Dia das Crianças: maioria dessa geração adora uma tela e jogos digitais (Max Mumby/Indigo / Colaborador/Getty Images)

Nativos digitais, as crianças que comemoram o dia dedicado a elas na data de hoje – 12 de outubro – não conhecem o mundo sem os tablets, internet e toda a gama de conexão e tecnologia que existe atualmente.
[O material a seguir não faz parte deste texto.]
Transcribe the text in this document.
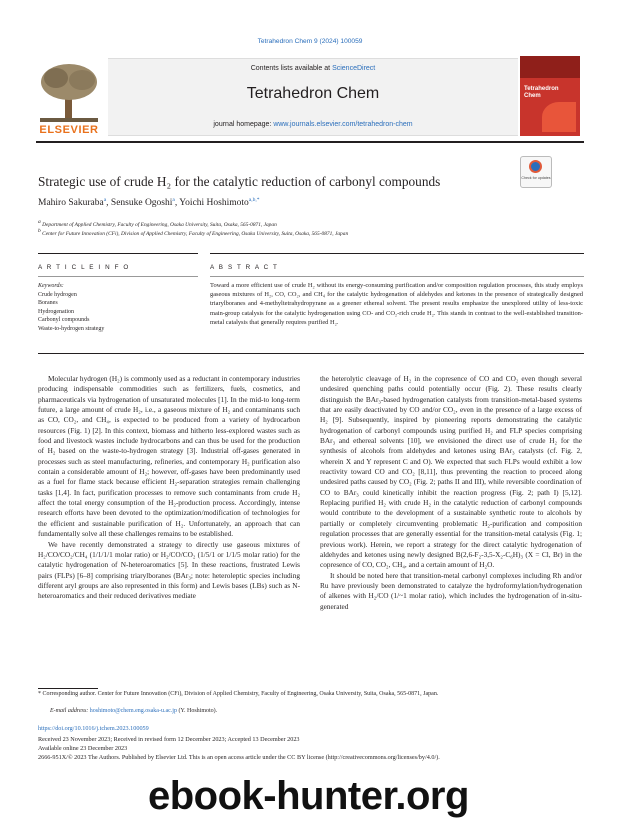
Tetrahedron Chem 9 (2024) 100059
ELSEVIER
Contents lists available at ScienceDirect
Tetrahedron Chem
journal homepage: www.journals.elsevier.com/tetrahedron-chem
Tetrahedron Chem
Strategic use of crude H₂ for the catalytic reduction of carbonyl compounds	Check for updates
Mahiro Sakuraba$^a$, Sensuke Ogoshi$^a$, Yoichi Hoshimoto$^{a,b,*}$
$^a$ Department of Applied Chemistry, Faculty of Engineering, Osaka University, Suita, Osaka, 565-0871, Japan
$^b$ Center for Future Innovation (CFi), Division of Applied Chemistry, Faculty of Engineering, Osaka University, Suita, Osaka, 565-0871, Japan
A R T I C L E I N F O	A B S T R A C T
Keywords:
Crude hydrogen
Boranes
Hydrogenation
Carbonyl compounds
Waste-to-hydrogen strategy
Toward a more efficient use of crude H₂ without its energy-consuming purification and/or composition regulation processes, this study employs gaseous mixtures of H₂, CO, CO₂, and CH₄ for the catalytic hydrogenation of aldehydes and ketones in the presence of strategically designed triarylboranes and 4-methyltetrahydropyrane as a greener ethereal solvent. The present results emphasize the unexplored utility of less-toxic main-group catalysis for the catalytic hydrogenation using CO- and CO₂-rich crude H₂. This stands in contrast to the well-established transition-metal catalysis that generally requires purified H₂.

Molecular hydrogen (H₂) is commonly used as a reductant in contemporary industries producing indispensable commodities such as fertilizers, fuels, cosmetics, and pharmaceuticals via hydrogenation of unsaturated molecules [1]. In the mid-to long-term future, a large amount of crude H₂, i.e., a gaseous mixture of H₂ and contaminants such as CO, CO₂, and CH₄, is expected to be produced from a variety of hydrocarbon resources (Fig. 1) [2]. In this context, biomass and hitherto less-explored wastes such as food and livestock wastes include hydrocarbons and can thus be used for the production of H₂ based on the waste-to-hydrogen strategy [3]. Industrial off-gases generated in processes such as steel manufacturing, refineries, and contemporary H₂ purification also contain a considerable amount of H₂; however, off-gases have been predominantly used as a fuel for flame stack because efficient H₂-separation strategies remain challenging tasks [1,4]. In fact, purification processes to remove such contaminants from crude H₂ affect the total energy consumption of the H₂-production process. Accordingly, intense research efforts have been devoted to the optimization/modification of technologies for the efficient and sustainable purification of H₂. Unfortunately, an approach that can fundamentally solve all these challenges remains to be established.

We have recently demonstrated a strategy to directly use gaseous mixtures of H₂/CO/CO₂/CH₄ (1/1/1/1 molar ratio) or H₂/CO/CO₂ (1/5/1 or 1/1/5 molar ratio) for the catalytic hydrogenation of N-heteroaromatics [5]. In these reactions, frustrated Lewis pairs (FLPs) [6–8] comprising triarylboranes (BAr₃; note: heteroleptic species including different aryl groups are also represented in this form) and Lewis bases (LBs) such as N-heteroaromatics and their reduced derivatives mediate

the heterolytic cleavage of H₂ in the copresence of CO and CO₂ even though several undesired quenching paths could potentially occur (Fig. 2). These results clearly distinguish the BAr₃-based hydrogenation catalysts from transition-metal-based systems that are easily deactivated by CO and/or CO₂, even in the presence of a large excess of H₂ [9]. Subsequently, inspired by pioneering reports demonstrating the catalytic hydrogenation of carbonyl compounds using purified H₂ and FLP species comprising BAr₃ and ethereal solvents [10], we envisioned the direct use of crude H₂ for the synthesis of alcohols from aldehydes and ketones using BAr₃ catalysts (cf. Fig. 2, wherein X and Y represent C and O). We expected that such FLPs would exhibit a low reactivity toward CO and CO₂ [8,11], thus preventing the reaction to proceed along undesired paths caused by CO₂ (Fig. 2; paths II and III), while reversible coordination of CO to BAr₃ could kinetically inhibit the reaction progress (Fig. 2; path I) [5,12]. Replacing purified H₂ with crude H₂ in the catalytic reduction of carbonyl compounds would contribute to the development of a sustainable synthetic route to alcohols by partially or completely circumventing problematic H₂-purification and composition regulation processes that are generally essential for the transition-metal catalysis (Fig. 1; previous work). Herein, we report a strategy for the direct catalytic hydrogenation of aldehydes and ketones using newly designed B(2,6-F₂-3,5-X₂-C₆H)₃ (X = Cl, Br) in the copresence of CO, CO₂, CH₄, and a certain amount of H₂O.

It should be noted here that transition-metal carbonyl complexes including Rh and/or Ru have previously been demonstrated to catalyze the hydroformylation/hydrogenation of alkenes with H₂/CO (1/~1 molar ratio), which includes the hydrogenation of in-situ-generated

* Corresponding author. Center for Future Innovation (CFi), Division of Applied Chemistry, Faculty of Engineering, Osaka University, Suita, Osaka, 565-0871, Japan.
E-mail address: hoshimoto@chem.eng.osaka-u.ac.jp (Y. Hoshimoto).
https://doi.org/10.1016/j.tchem.2023.100059
Received 23 November 2023; Received in revised form 12 December 2023; Accepted 13 December 2023
Available online 23 December 2023
2666-951X/© 2023 The Authors. Published by Elsevier Ltd. This is an open access article under the CC BY license (http://creativecommons.org/licenses/by/4.0/).
ebook-hunter.org
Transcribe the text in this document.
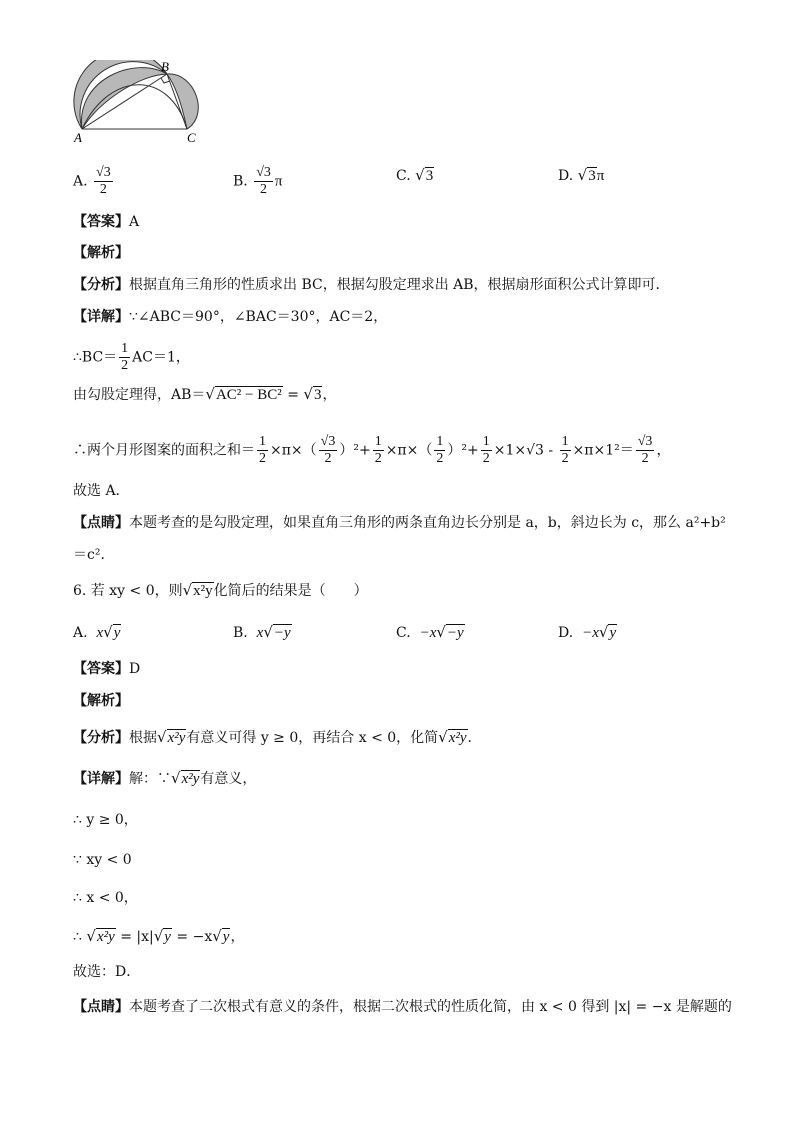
A
B
C
A. $\frac{√3}{2}$	B. $\frac{√3}{2}$ π	C. √3	D. √3π
【答案】A
【解析】
【分析】根据直角三角形的性质求出 BC，根据勾股定理求出 AB，根据扇形面积公式计算即可．
【详解】∵∠ABC＝90°，∠BAC＝30°，AC＝2，
∴BC＝ $\frac{1}{2} AC=1$，
由勾股定理得，AB＝√AC² − BC² = √3，
∴两个月形图案的面积之和＝ $\frac{1}{2} \times\pi\times( \frac{√3}{2} )^2+ \frac{1}{2} \times\pi\times( \frac{1}{2} )^2+ \frac{1}{2} \times 1\times√3 - \frac{1}{2} \times\pi\times 1^2= \frac{√3}{2}$ ，
故选 A．
【点睛】本题考查的是勾股定理，如果直角三角形的两条直角边长分别是 a，b，斜边长为 c，那么 a²+b²
＝c²．
6. 若 xy < 0，则√x²y化简后的结果是（　　）
A. x√y	B. x√−y	C. −x√−y	D. −x√y
【答案】D
【解析】
【分析】根据√x²y有意义可得 y ≥ 0，再结合 x < 0，化简√x²y．
【详解】解：∵√x²y有意义，
∴ y ≥ 0，
∵ xy < 0
∴ x < 0，
∴ √x²y = |x|√y = −x√y，
故选：D．
【点睛】本题考查了二次根式有意义的条件，根据二次根式的性质化简，由 x < 0 得到 |x| = −x 是解题的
Chamada de geração alfa, as crianças nascidas a partir de 2010 ainda sonham em ser médico ou dentista quando crescerem, mas, como o Rubens Benith Belo, de 6 anos, também querem fazer robô.

“Quero ser dentista como minha irmã, quero ser médico e ser mecânico para consertar carros. Mas, também quero fazer robô”, disse o garoto, que é irmão gêmeo da Lorena, que quer ser dentista. “Porque gosto de mexer no dente!”, disse a menina.

Enquanto não crescem, os irmãos gostam de brincar de boneco, boneca, lego, jogos de tabuleiro, mas, como a maioria das crianças dessa geração, adoram uma tela e gostam dos jogos digitais. “Gosto de encontrar o meu irmão no jogo do Roblox [jogo online]. Gosto de assistir desenho, mas também de brincar de mico [jogo de baralho]. Acho o mundo maravilhoso, mas tenho medo de gente malvada. Não gosto da pandemia, nem das queimadas, não acho legal”, opinou Lorena, que contou ainda que pediu uma boneca de presente de Dia das Crianças, já que “dá para inventar mundos, como se estivesse montando um filminho.”

O irmão contou que também pediu um boneco “porque ele tem máscara”. E continuou: “Gosto de brincar de Lego, aí eu monto coisas, eu sou criativo. Também gosto de jogar Roblox e de ver filmes na TV. Acho o mundo legal, mas é meio malvado, porque tem ladrão e ladrão que mata policial”, disse Rubens.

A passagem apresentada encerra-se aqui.